Характеризуя редакционную политику отдельных типов и групп СМИ того времени, точнее их гуманитарные контент-модели, мы обнаружили в практике газет разных типологических профилей смысловой вакуум. Качественная пресса, осознавая «тренды» и «вызовы», не выработала достаточных средств, соответствующих форматам изданий, чтобы обеспечивать полноту и выразительность картины социального бытия; она не считала гуманитарную проблематику равной среди равных. Массовая – более динамична и полнокровна в области поиска и предъявления реалий, но часто не считает нужным грамотно этим распорядиться и не дает качественного анализа. Не менее сложной была ситуация и на телевизионном экране (Бережная, 2009), формально наполненном острой социальной проблематикой; качество и эффективность передач, однако, не были высокими: большая часть проблем либо забалтывалась в «народных» ток-шоу, либо привлекала зрителя низкими бытовыми сюжетами. Происходит замещение потребности суррогатными информационными продуктами. Как общий проблемный контекст можно выделить неразвитость качественных профессиональных технологий социальной журналистики в ее новом статусе.
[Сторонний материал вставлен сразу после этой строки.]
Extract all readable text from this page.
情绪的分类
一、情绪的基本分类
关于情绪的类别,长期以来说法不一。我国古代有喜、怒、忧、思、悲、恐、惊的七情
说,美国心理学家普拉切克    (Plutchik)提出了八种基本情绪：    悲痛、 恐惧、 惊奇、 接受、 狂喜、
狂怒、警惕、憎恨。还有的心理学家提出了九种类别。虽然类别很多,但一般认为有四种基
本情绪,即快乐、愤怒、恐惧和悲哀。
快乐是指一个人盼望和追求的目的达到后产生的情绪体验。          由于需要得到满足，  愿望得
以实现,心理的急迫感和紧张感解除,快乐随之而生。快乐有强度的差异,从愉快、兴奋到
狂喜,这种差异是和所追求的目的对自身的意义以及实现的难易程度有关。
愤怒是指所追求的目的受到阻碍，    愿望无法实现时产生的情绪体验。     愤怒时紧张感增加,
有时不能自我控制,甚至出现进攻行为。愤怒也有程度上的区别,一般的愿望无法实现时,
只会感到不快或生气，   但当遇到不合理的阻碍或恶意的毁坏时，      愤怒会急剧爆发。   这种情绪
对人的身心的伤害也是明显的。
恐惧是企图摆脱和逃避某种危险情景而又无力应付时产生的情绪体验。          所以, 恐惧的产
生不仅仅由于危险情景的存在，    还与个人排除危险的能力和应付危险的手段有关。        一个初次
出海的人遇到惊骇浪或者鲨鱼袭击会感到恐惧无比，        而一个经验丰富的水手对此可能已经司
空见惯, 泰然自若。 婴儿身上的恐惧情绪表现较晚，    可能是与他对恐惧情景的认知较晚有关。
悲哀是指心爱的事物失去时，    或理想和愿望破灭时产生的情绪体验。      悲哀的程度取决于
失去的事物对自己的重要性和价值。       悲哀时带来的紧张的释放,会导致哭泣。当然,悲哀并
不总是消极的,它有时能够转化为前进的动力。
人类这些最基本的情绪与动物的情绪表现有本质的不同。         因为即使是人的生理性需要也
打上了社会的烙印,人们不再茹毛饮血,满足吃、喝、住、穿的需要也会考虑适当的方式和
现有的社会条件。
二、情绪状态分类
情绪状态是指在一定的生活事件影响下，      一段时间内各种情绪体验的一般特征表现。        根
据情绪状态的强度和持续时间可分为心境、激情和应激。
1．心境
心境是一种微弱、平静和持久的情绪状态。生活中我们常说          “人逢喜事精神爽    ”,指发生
Однако будем справедливыми в оценке социальной журналистики прошедшего времени. Осознание ее важности и значимости, как и постепенное понимание принципиально нового смысла и содержательной наполненности, также начинается в 1990-е гг., но лишь в ограниченной среде журналистов-единомышленников. Лидирующие позиции, вопреки ожиданиям, здесь заняли информационные агентства: Агентство социальной информации1 и РИА «Новости»2 с его многочисленными социальными проектами («Социальный навигатор» продержался до недавнего времени). «Адреса милосердия» на радио стали лидировать в благотворительной тематике. Наиболее качественный контент, хотя и не очень объемный, представили общественно-политические журналы-еженедельники, позже он нашел замечательное продолжение в новостных журналах, и прежде всего в «Русском репортере», новом «Огоньке». «КоммерсантЪ», в целом представляя довольно слабый гуманитарный контент, основал благотворительный проект «Русфонд», ставший явлением в истории отечественной культуры филантропии и корпоративной социальной ответственности. Телевидение также дало отличные образцы гуманитарной повестки и социальных проектов: фандрайзинговые телемарафоны, просветительские проекты, подобные «Среде обитания», развлекательная качественная передача «Пока все дома», несколько аналитических программ, первые ток-шоу социальной направленности. Наконец, образовалось Общественное телевидение России, встреченное медиакритикой сначала недружественно («Это точно то, о чем мы мечтали?»), но успешно развивающееся. Образцы были, но не они делали погоду в социальной журналистике того времени.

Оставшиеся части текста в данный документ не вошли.